Du fantasme à la triste réalité
On ne peut évoquer la fin de cette année sans reconnaître la brutalité absolue de la guerre contre Gaza et la famine persistante de sa population. Hier matin, à l’heure où nous écrivions ces lignes, la nouvelle est tombée : le dernier rapport d’Amnesty International conclut que les « crimes atroces » commis par le Hamas contre les Israéliens le 7 octobre 2024 ne peuvent justifier le génocide et l’« enfer » que les forces de défense israéliennes ont déchaîné sur les 2,3 millions d’habitants de la bande de Gaza. Ceci après un nouveau bombardement par l’armée de l’air israélienne, avec des armes payées par le contribuable américain, de Palestiniens réfugiés dans une soi-disant « zone de sécurité. »
Le 28 novembre, l’Oxford Union a débattu de la question suivante : « Cette Chambre croit qu’Israël est un État d’apartheid responsable d’un génocide ». La romancière Susan Abulhawa a présenté des arguments convaincants. Elle déclare dans son discours, dont le texte intégral figure dans TMR 47, qu’elle est venue dans l’esprit des anticolonialistes, anti-impérialistes et antisionistes convaincus que sont Malcolm X et James Baldwin.

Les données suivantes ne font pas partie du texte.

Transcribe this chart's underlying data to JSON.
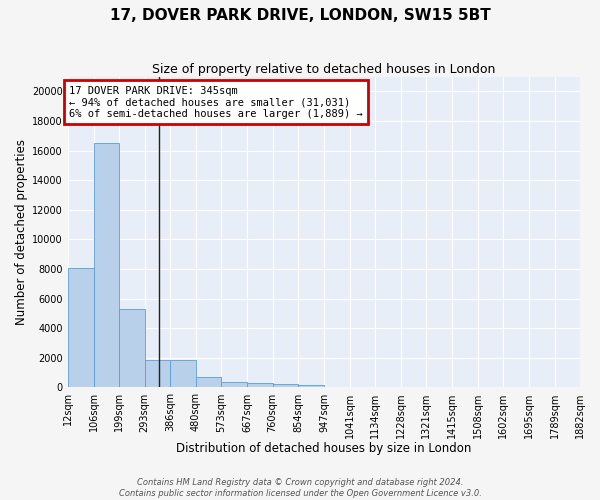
{
  "title": "17, DOVER PARK DRIVE, LONDON, SW15 5BT",
  "subtitle": "Size of property relative to detached houses in London",
  "xlabel": "Distribution of detached houses by size in London",
  "ylabel": "Number of detached properties",
  "bin_edges": [
    12,
    106,
    199,
    293,
    386,
    480,
    573,
    667,
    760,
    854,
    947,
    1041,
    1134,
    1228,
    1321,
    1415,
    1508,
    1602,
    1695,
    1789,
    1882
  ],
  "bar_heights": [
    8100,
    16500,
    5300,
    1850,
    1850,
    680,
    360,
    280,
    210,
    190,
    0,
    0,
    0,
    0,
    0,
    0,
    0,
    0,
    0,
    0
  ],
  "bar_color": "#b8d0ea",
  "bar_edge_color": "#5a9fd4",
  "ylim": [
    0,
    21000
  ],
  "yticks": [
    0,
    2000,
    4000,
    6000,
    8000,
    10000,
    12000,
    14000,
    16000,
    18000,
    20000
  ],
  "property_size": 345,
  "property_line_color": "#222222",
  "annotation_line1": "17 DOVER PARK DRIVE: 345sqm",
  "annotation_line2": "← 94% of detached houses are smaller (31,031)",
  "annotation_line3": "6% of semi-detached houses are larger (1,889) →",
  "annotation_box_color": "#cc0000",
  "footnote": "Contains HM Land Registry data © Crown copyright and database right 2024.\nContains public sector information licensed under the Open Government Licence v3.0.",
  "background_color": "#e8eef8",
  "grid_color": "#ffffff",
  "fig_bg_color": "#f5f5f5",
  "title_fontsize": 11,
  "subtitle_fontsize": 9,
  "tick_fontsize": 7,
  "xlabel_fontsize": 8.5,
  "ylabel_fontsize": 8.5,
  "annotation_fontsize": 7.5,
  "footnote_fontsize": 6
}
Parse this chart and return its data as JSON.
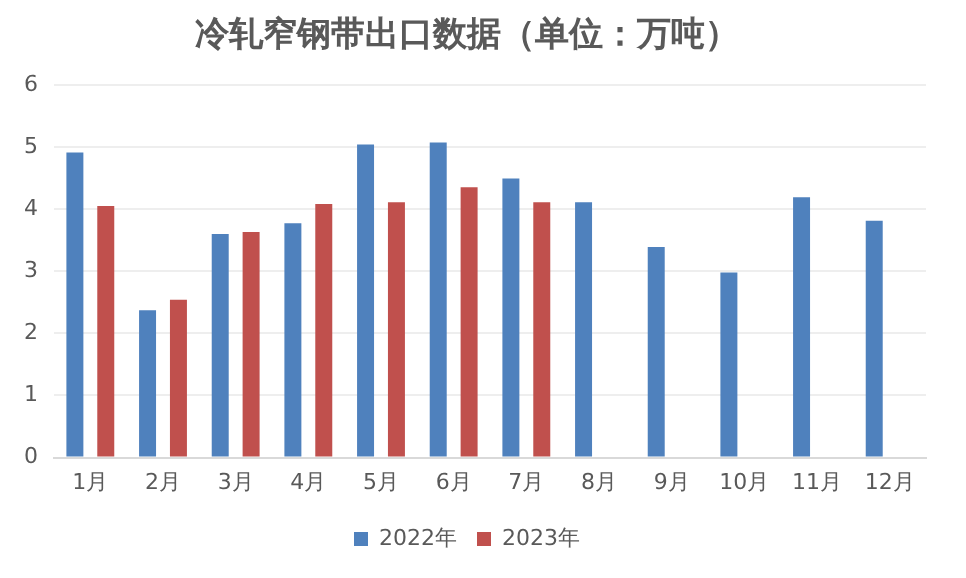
{
  "chart_data": {
    "type": "bar",
    "title": "冷轧窄钢带出口数据（单位：万吨）",
    "categories": [
      "1月",
      "2月",
      "3月",
      "4月",
      "5月",
      "6月",
      "7月",
      "8月",
      "9月",
      "10月",
      "11月",
      "12月"
    ],
    "series": [
      {
        "name": "2022年",
        "color": "#4f81bd",
        "values": [
          4.91,
          2.37,
          3.6,
          3.77,
          5.04,
          5.07,
          4.49,
          4.11,
          3.39,
          2.98,
          4.19,
          3.81
        ]
      },
      {
        "name": "2023年",
        "color": "#c0504d",
        "values": [
          4.05,
          2.54,
          3.63,
          4.08,
          4.11,
          4.35,
          4.11,
          null,
          null,
          null,
          null,
          null
        ]
      }
    ],
    "ylim": [
      0,
      6
    ],
    "yticks": [
      0,
      1,
      2,
      3,
      4,
      5,
      6
    ],
    "grid": "y",
    "legend": "bottom"
  }
}
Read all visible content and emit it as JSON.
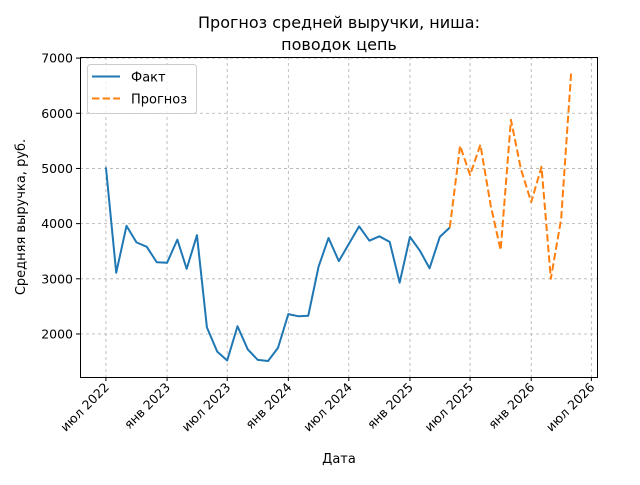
{
  "chart_data": {
    "type": "line",
    "title": [
      "Прогноз средней выручки, ниша:",
      "поводок цепь"
    ],
    "xlabel": "Дата",
    "ylabel": "Средняя выручка, руб.",
    "grid": true,
    "legend_position": "top-left",
    "xlim": [
      "2022-04-14",
      "2026-07-18"
    ],
    "ylim": [
      1220,
      7020
    ],
    "y_ticks": [
      2000,
      3000,
      4000,
      5000,
      6000,
      7000
    ],
    "x_ticks": [
      {
        "date": "2022-07-01",
        "label": "июл 2022"
      },
      {
        "date": "2023-01-01",
        "label": "янв 2023"
      },
      {
        "date": "2023-07-01",
        "label": "июл 2023"
      },
      {
        "date": "2024-01-01",
        "label": "янв 2024"
      },
      {
        "date": "2024-07-01",
        "label": "июл 2024"
      },
      {
        "date": "2025-01-01",
        "label": "янв 2025"
      },
      {
        "date": "2025-07-01",
        "label": "июл 2025"
      },
      {
        "date": "2026-01-01",
        "label": "янв 2026"
      },
      {
        "date": "2026-07-01",
        "label": "июл 2026"
      }
    ],
    "series": [
      {
        "name": "Факт",
        "color": "#1f77b4",
        "style": "solid",
        "points": [
          [
            "2022-07-01",
            5020
          ],
          [
            "2022-08-01",
            3110
          ],
          [
            "2022-09-01",
            3960
          ],
          [
            "2022-10-01",
            3660
          ],
          [
            "2022-11-01",
            3580
          ],
          [
            "2022-12-01",
            3300
          ],
          [
            "2023-01-01",
            3290
          ],
          [
            "2023-02-01",
            3710
          ],
          [
            "2023-03-01",
            3180
          ],
          [
            "2023-04-01",
            3790
          ],
          [
            "2023-05-01",
            2120
          ],
          [
            "2023-06-01",
            1680
          ],
          [
            "2023-07-01",
            1520
          ],
          [
            "2023-08-01",
            2140
          ],
          [
            "2023-09-01",
            1720
          ],
          [
            "2023-10-01",
            1530
          ],
          [
            "2023-11-01",
            1510
          ],
          [
            "2023-12-01",
            1750
          ],
          [
            "2024-01-01",
            2360
          ],
          [
            "2024-02-01",
            2320
          ],
          [
            "2024-03-01",
            2330
          ],
          [
            "2024-04-01",
            3220
          ],
          [
            "2024-05-01",
            3740
          ],
          [
            "2024-06-01",
            3320
          ],
          [
            "2024-07-01",
            3630
          ],
          [
            "2024-08-01",
            3950
          ],
          [
            "2024-09-01",
            3690
          ],
          [
            "2024-10-01",
            3770
          ],
          [
            "2024-11-01",
            3670
          ],
          [
            "2024-12-01",
            2930
          ],
          [
            "2025-01-01",
            3760
          ],
          [
            "2025-02-01",
            3500
          ],
          [
            "2025-03-01",
            3190
          ],
          [
            "2025-04-01",
            3760
          ],
          [
            "2025-05-01",
            3930
          ]
        ]
      },
      {
        "name": "Прогноз",
        "color": "#ff7f0e",
        "style": "dashed",
        "points": [
          [
            "2025-05-01",
            3930
          ],
          [
            "2025-06-01",
            5410
          ],
          [
            "2025-07-01",
            4880
          ],
          [
            "2025-08-01",
            5430
          ],
          [
            "2025-09-01",
            4330
          ],
          [
            "2025-10-01",
            3520
          ],
          [
            "2025-11-01",
            5880
          ],
          [
            "2025-12-01",
            4990
          ],
          [
            "2026-01-01",
            4390
          ],
          [
            "2026-02-01",
            5030
          ],
          [
            "2026-03-01",
            3000
          ],
          [
            "2026-04-01",
            4080
          ],
          [
            "2026-05-01",
            6720
          ]
        ]
      }
    ]
  }
}
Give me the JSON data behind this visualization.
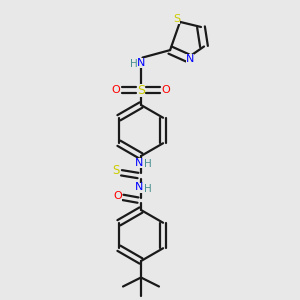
{
  "bg_color": "#e8e8e8",
  "line_color": "#1a1a1a",
  "bond_width": 1.6,
  "figsize": [
    3.0,
    3.0
  ],
  "dpi": 100,
  "colors": {
    "S": "#cccc00",
    "N": "#0000ff",
    "O": "#ff0000",
    "H": "#4a9090",
    "C_text": "#1a1a1a"
  },
  "font_size": 7.5
}
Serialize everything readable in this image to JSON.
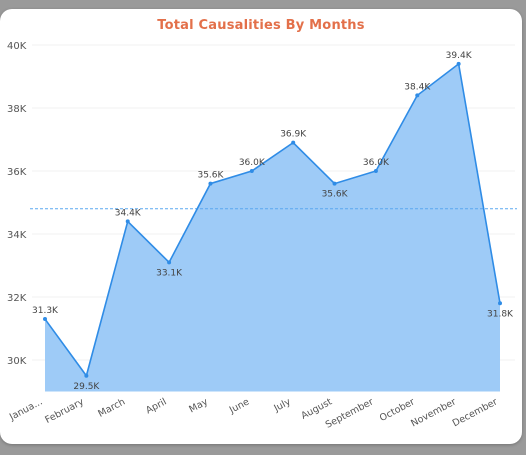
{
  "chart_data": {
    "type": "area",
    "title": "Total Causalities By Months",
    "xlabel": "",
    "ylabel": "",
    "categories": [
      "Janua...",
      "February",
      "March",
      "April",
      "May",
      "June",
      "July",
      "August",
      "September",
      "October",
      "November",
      "December"
    ],
    "values": [
      31300,
      29500,
      34400,
      33100,
      35600,
      36000,
      36900,
      35600,
      36000,
      38400,
      39400,
      31800
    ],
    "data_labels": [
      "31.3K",
      "29.5K",
      "34.4K",
      "33.1K",
      "35.6K",
      "36.0K",
      "36.9K",
      "35.6K",
      "36.0K",
      "38.4K",
      "39.4K",
      "31.8K"
    ],
    "y_ticks": [
      30000,
      32000,
      34000,
      36000,
      38000,
      40000
    ],
    "y_tick_labels": [
      "30K",
      "32K",
      "34K",
      "36K",
      "38K",
      "40K"
    ],
    "ylim": [
      29000,
      40000
    ],
    "average_line": 34800,
    "grid": true,
    "legend": "none",
    "colors": {
      "fill": "#9ecbf7",
      "line": "#2f8ce6",
      "average": "#5aa8f0",
      "title": "#e3704a"
    }
  }
}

Elle est aussi là « pour l’histoire. Pour parler aux générations qui ne sont pas encore nées et pour les chroniques de cette époque extraordinaire où les bombardements des sociétés indigènes sans défense sont légitimés. Je suis également ici pour mes grands-mères, qui sont toutes deux mortes en tant que réfugiées sans le sou alors que des Juifs étrangers vivaient dans leurs maisons volées. » La motion présentée à l’Oxford Union a été adoptée à une écrasante majorité par 278 voix contre 59.
Alors que cette guerre injuste fait rage, TMR continue d’offrir une plateforme aux voix, à l’art et aux récits arabes et d’autres pays d’Asie occidentale ou d’Afrique du Nord. TMR est avant tout un défenseur des droits des Palestiniens.
La littérature de genre s’épanouit lorsque les planètes ne sont pas alignées et que le monde est devenu merdique.